Commentary, Opinion

Why we need to reconsider Quebec’s subsidization of private schools

Amid the François Legault government’s contentious policy decisions, including recent tuition hikes, Quebec’s substantial financial backing for private schools raises significant concerns for equal access to education across the province. This policy, whereby the majority of independent private schools receive subsidies from the government for each student, not only undermines the quality and accessibility of public education but also deepens the socio-economic divides within the province. Quebec must rethink its approach to educational funding, by shifting the focus and resources from private to public schools thereby fostering a more equitable and inclusive educational landscape.

Public education advocates and concerned taxpayers have increasingly scrutinized Quebec’s approach to funding education, particularly criticizing the generous subsidies it extends to private schools. In the 2018-19 academic year, 170 private schools received a total of just over $522 million in direct subsidies, along with an additional $27.6 million in approved transportation costs. Meanwhile, public school revenues from local taxation in 2020-21 were less than half of what they were in 2017- 18, representing 7.5 per cent of total revenues compared to 17.8 per cent three years prior. This, despite the fact that private schools cater to a considerably smaller, and often more affluent, portion of the province’s population. The decision to prioritize private education resulted in a concerning shift in the educational landscape and an alarming preferential shift among parents and students away from public schools: The market share of private schools has surged from 5 per cent in 1970 to a significant 21 per cent in 2022. In Montreal, the figures are even more pronounced, with private school enrollment reaching 39 per cent. This upward trend in private school enrolment not only siphons vital resources away from the public sector but also exacerbates socio-economic disparities. The burgeoning private school sector, bolstered by public funds, thus poses a direct barrier to an equitable and heterogeneous educational system.

The substantial public investment in private education amplifies advantages for the already privileged. Both national and international bodies have critiqued the profound consequences of this funding imbalance, including the Conseil supérieur de l’éducation, an extension of the Minister of Education, who declared Quebec’s system the most unequal in Canada. UNESCO has attempted to hold Quebec accountable for its “segregated” three-tier school system (subsidized private, public, and selective-public) in lieu of their recommended public single-system. Public schools—facing higher numbers of students who cannot financially access private and selective-public schools—struggle to provide quality education, creating a detrimental cycle where richer parents opt for private schools as opposed to advocating for better funding within the public system. The province’s neglect of the public school system leads Quebec to have the highest student dropout rates in the country and increasing teacher attrition, with a quarter of teachers leaving the profession during their first five years on the job market. 

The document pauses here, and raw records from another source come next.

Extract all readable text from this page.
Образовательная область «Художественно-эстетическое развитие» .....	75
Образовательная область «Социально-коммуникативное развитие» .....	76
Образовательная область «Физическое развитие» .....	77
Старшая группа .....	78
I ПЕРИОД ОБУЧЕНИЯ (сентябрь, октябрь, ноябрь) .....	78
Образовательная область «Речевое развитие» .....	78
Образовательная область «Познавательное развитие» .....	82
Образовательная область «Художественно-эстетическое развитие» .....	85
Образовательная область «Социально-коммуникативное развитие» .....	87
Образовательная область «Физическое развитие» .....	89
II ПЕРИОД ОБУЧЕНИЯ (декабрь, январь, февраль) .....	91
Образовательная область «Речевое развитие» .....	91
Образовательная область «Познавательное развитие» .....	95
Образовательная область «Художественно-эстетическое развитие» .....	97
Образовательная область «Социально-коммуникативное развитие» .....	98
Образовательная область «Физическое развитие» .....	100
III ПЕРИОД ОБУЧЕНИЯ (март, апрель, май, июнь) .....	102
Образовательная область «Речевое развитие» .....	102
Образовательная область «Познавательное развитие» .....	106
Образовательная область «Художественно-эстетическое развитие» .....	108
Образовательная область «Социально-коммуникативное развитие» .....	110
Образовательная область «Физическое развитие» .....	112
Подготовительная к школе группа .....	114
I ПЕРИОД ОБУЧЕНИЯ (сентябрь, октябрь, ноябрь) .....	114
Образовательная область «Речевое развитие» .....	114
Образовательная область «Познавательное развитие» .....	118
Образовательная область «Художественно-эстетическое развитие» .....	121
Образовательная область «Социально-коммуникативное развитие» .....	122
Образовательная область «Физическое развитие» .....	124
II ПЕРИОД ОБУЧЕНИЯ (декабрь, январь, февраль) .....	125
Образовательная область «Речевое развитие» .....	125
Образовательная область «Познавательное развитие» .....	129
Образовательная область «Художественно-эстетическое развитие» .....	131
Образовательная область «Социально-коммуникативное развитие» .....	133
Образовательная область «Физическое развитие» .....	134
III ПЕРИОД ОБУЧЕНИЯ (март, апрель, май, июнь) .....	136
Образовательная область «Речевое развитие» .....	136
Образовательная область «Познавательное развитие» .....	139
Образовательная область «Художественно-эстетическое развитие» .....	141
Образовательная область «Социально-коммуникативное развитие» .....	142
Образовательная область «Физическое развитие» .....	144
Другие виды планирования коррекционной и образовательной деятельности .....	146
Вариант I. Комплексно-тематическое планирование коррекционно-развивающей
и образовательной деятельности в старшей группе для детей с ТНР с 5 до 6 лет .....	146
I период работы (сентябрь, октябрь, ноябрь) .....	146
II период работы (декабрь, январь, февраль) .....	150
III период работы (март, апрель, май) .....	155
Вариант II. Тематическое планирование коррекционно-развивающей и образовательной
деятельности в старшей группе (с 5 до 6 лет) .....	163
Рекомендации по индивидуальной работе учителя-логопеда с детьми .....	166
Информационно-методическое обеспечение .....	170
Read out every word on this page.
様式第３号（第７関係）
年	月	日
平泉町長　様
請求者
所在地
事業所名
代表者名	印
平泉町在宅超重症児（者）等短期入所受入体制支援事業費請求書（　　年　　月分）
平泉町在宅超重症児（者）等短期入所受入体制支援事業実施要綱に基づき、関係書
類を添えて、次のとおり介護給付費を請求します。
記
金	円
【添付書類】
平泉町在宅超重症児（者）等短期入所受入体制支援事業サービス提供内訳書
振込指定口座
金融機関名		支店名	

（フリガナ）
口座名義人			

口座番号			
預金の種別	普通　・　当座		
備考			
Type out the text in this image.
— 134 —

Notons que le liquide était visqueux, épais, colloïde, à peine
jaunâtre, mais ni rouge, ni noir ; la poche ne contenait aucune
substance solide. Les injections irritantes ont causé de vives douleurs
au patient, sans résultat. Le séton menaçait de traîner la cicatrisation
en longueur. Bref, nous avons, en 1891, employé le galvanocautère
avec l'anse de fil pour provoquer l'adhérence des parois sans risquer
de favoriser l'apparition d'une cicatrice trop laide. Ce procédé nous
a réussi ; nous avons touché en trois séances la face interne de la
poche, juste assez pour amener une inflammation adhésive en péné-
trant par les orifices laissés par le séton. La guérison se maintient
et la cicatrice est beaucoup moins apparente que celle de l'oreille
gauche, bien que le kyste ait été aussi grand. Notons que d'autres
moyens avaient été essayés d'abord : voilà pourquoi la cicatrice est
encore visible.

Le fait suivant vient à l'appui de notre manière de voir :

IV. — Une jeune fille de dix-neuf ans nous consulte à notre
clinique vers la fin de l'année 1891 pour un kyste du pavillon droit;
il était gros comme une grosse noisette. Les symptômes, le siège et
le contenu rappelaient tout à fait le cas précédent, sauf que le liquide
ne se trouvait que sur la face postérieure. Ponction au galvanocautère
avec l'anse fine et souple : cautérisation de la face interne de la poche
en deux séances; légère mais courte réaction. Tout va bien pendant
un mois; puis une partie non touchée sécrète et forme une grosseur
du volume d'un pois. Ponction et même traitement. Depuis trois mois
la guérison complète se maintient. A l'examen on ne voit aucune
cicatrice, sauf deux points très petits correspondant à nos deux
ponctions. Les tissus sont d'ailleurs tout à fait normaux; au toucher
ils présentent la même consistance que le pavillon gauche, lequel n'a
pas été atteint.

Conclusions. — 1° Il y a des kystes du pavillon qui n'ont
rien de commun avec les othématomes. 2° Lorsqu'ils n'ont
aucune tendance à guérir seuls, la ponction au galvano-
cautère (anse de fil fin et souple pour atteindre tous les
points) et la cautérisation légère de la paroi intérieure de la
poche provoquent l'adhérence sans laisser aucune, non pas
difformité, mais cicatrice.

Quebec’s restrictive language laws (especially Bill 101) exacerbate the harmful effects of the province’s private school subsidization. By requiring that the children of non-Canadian residents, immigrants, refugees and Canadian citizens who were not educated in English in Canada attend French-language schools, many newcomers are forced to send their children to French public schools. Meanwhile, a growing number of Quebecois parents have taken their children out of the public system and sent them to private schools. This disparity in education for the children of immigrants, refugees, and non-Canadian residents makes the adjustment to a new province all the more difficult. The flight of wealthier families who flee the public system and flock to government-supported private schools guarantees the continuation of this division. 

Private schools discriminate, using subjective criteria such as test scores, gender, economic status, and religion for admissions without external oversight. Additionally, the creation of a  selective public network, aiming to counter private schools’ elitism, instead inadvertently deepens educational divisions, entrenching a system where privilege determines educational quality. Quebec’s segregative system is paradoxical to the province’s professed values of equality and inclusivity.The recent tuition hikes for anglophone Quebec universities underscore the pressing need for a more equitable distribution of provincial resources. When even public universities, which //should// be accessible to all, are being forced to raise out-of-province tuition by nearly 30 per cent while Quebec private schools continue to receive hundreds of millions of dollars in funding each school year, it is imperative to question the Legault administration’s priorities. We all need to advocate for a system where education acts as a power of equalization, not division.